The most important thing in trying to be equipped is to talk with your loved one. Ask them what's hard for them; what they'd like from you. Make a plan together-even if it is short term-for how they'd like to have help, or not have help. Understand that the needs of our parents are met in a holistic way-mind, body and spirit. Don't just talk about how to get around, perhaps, without a car. Help them ensure that their minds and souls are still challenged and enriched. Listen to them. Let me say this again: listen to them. They will tell you want they want and need, and you, in turn, can tell them what you want and need. With time, and patience (on all sides) my prayer, and belief, is that you will come to the correct place.

Talking is crucial. For, once a loved is actively ill, the situation can move, quickly, into crisis. It may, at that point, prove difficult to have a conversation, let alone make a plan. While you are able to enjoy conversation together, make it a practice to have what I call “the hard talks”. For example, share information, with each other --even if it is awkward-about financial situations. Ask each other: do you have a living will? A durable power of attorney? A cemetery plot?

When a loved one is taken ill without the benefit of conversation, it is a terrible, gut wrenching predicament. In an emergency, knowing what a loved one would want can be impossible. The internal questions fly: How do I know what to do? What will my parent want? How do I handle the emotional stress?

At every emergency-whether in my congregational family or my personal life-I wish I could snap my fingers and make the pain go away.

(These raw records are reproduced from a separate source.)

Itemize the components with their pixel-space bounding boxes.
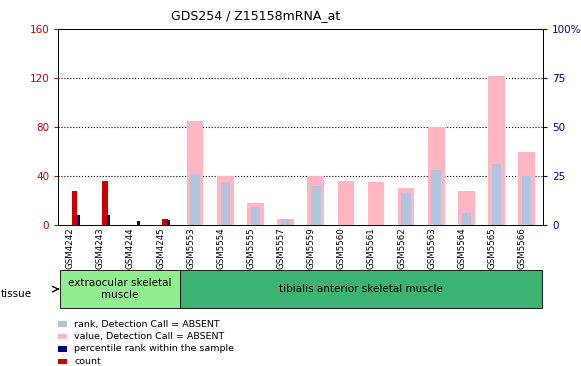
Text: GSM4242: GSM4242	[66, 227, 75, 269]
Text: tissue: tissue	[1, 289, 33, 299]
Bar	[250, 207, 260, 225]
Bar	[281, 219, 290, 225]
Bar	[162, 219, 168, 225]
Text: GSM5565: GSM5565	[487, 227, 497, 269]
Bar	[432, 170, 441, 225]
Bar	[458, 191, 475, 225]
Text: count: count	[74, 357, 101, 366]
Bar	[72, 191, 77, 225]
Text: GSM5564: GSM5564	[457, 227, 467, 269]
Bar	[137, 221, 140, 225]
Bar	[488, 76, 505, 225]
Bar	[180, 270, 541, 309]
Text: value, Detection Call = ABSENT: value, Detection Call = ABSENT	[74, 332, 225, 341]
Bar	[247, 203, 264, 225]
Text: GSM5560: GSM5560	[337, 227, 346, 269]
Text: GSM5562: GSM5562	[397, 227, 406, 269]
Bar	[102, 181, 107, 225]
Text: GSM5557: GSM5557	[277, 227, 286, 269]
Text: GSM4243: GSM4243	[96, 227, 105, 269]
Bar	[518, 152, 535, 225]
Bar	[167, 220, 170, 225]
Bar	[492, 164, 501, 225]
Bar	[461, 213, 471, 225]
Text: percentile rank within the sample: percentile rank within the sample	[74, 344, 234, 354]
Text: GSM5566: GSM5566	[518, 227, 526, 269]
Text: GDS254 / Z15158mRNA_at: GDS254 / Z15158mRNA_at	[171, 9, 340, 22]
Bar	[191, 174, 200, 225]
Bar	[428, 127, 444, 225]
Bar	[277, 219, 294, 225]
Text: GSM5563: GSM5563	[427, 227, 436, 269]
Bar	[311, 186, 321, 225]
Text: GSM4244: GSM4244	[126, 227, 135, 269]
Text: GSM5554: GSM5554	[216, 227, 225, 269]
Bar	[217, 176, 234, 225]
Bar	[107, 215, 110, 225]
Text: GSM5559: GSM5559	[307, 227, 315, 269]
Text: GSM5553: GSM5553	[186, 227, 195, 269]
Text: rank, Detection Call = ABSENT: rank, Detection Call = ABSENT	[74, 320, 220, 329]
Text: GSM5561: GSM5561	[367, 227, 376, 269]
Bar	[60, 270, 180, 309]
Bar	[221, 182, 230, 225]
Bar	[77, 215, 80, 225]
Text: extraocular skeletal
muscle: extraocular skeletal muscle	[68, 278, 171, 300]
Bar	[401, 193, 411, 225]
Bar	[368, 182, 384, 225]
Text: tibialis anterior skeletal muscle: tibialis anterior skeletal muscle	[279, 284, 443, 294]
Bar	[398, 188, 414, 225]
Bar	[307, 176, 324, 225]
Bar	[522, 176, 532, 225]
Bar	[338, 181, 354, 225]
Text: GSM5555: GSM5555	[246, 227, 256, 269]
Text: GSM4245: GSM4245	[156, 227, 165, 269]
Bar	[187, 121, 203, 225]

But I cannot. I can only make suggestions, and offer guidance. In an emergency, remember that you are not alone. There are many resources at your disposal. Use the assets of this community-even if your parent is in another city. Let Jewish Family and Children's Service help you answer some of your basic questions.

Of course, please call the Temple. Let the Temple-your rabbis, your community-- be a support to you. Nourish your spirit: reach out to God, in prayer, in conversation, in anger, and fear. Understand that the physical, emotional and spiritual stress is enormous-and take of yourself. Only by taking care of yourself will you continue to be a good caregiver. Importantly, know your limits as a caregiver. By knowing yourself-your limits, what helps you stay balanced emotionally and spiritually you will be able to make it through the crisis situation. As the situation continues, you may even need to find new ways to recharge your emotional and spiritual batteries.

The emergency situation is overwhelming for many. That is why the conversations I encourage are so important. Of course, they are difficult: who wants to face them? But when we do we will be rewarded by an enriched relationship; secure that our parents are being well cared for. Rabbi Eliezer Diamond teaches: “ Most important to remember is that by providing care and hospitality to our aging parents, we mirror the act of making a place for the Creator of Every Living Thing in our hearts and homes.” In other words, by ensuring the needs of our parents are met, we encourage God's indwelling presence, the Shechinah, to dwell among us.

Our tasks are hard. But, they are holy. The fifth commandment continues, in part: “Honor your father and your mother, that you may long endure and fare well. . . ” By caring for our parents with kindness, compassion, and openness, we ensure that we, too, will fare well, secure in the safety and well being of our parents.

The book of Sirach, while not included in the biblical canon was widely known around the second century BCE. He created an extended poem about the fifth commandment. In part, it reads as follows:

O son, help your father in his old age,
And do not grieve him as long as he lives;
Even if he is lacking in understanding, show forbearance
In all your strength do not despise him.

Sirach cut to the core of the difficult times of caring for an elderly, and/ or ill parent. He understood that the time and emotional commitment could be overwhelming. He understood that grief is an inherent part of watching someone age, and change. As our parents age, we, too, will face these issues. We must be ready to deal with them, so that the blessings they gave us-the gift of life-can be shared.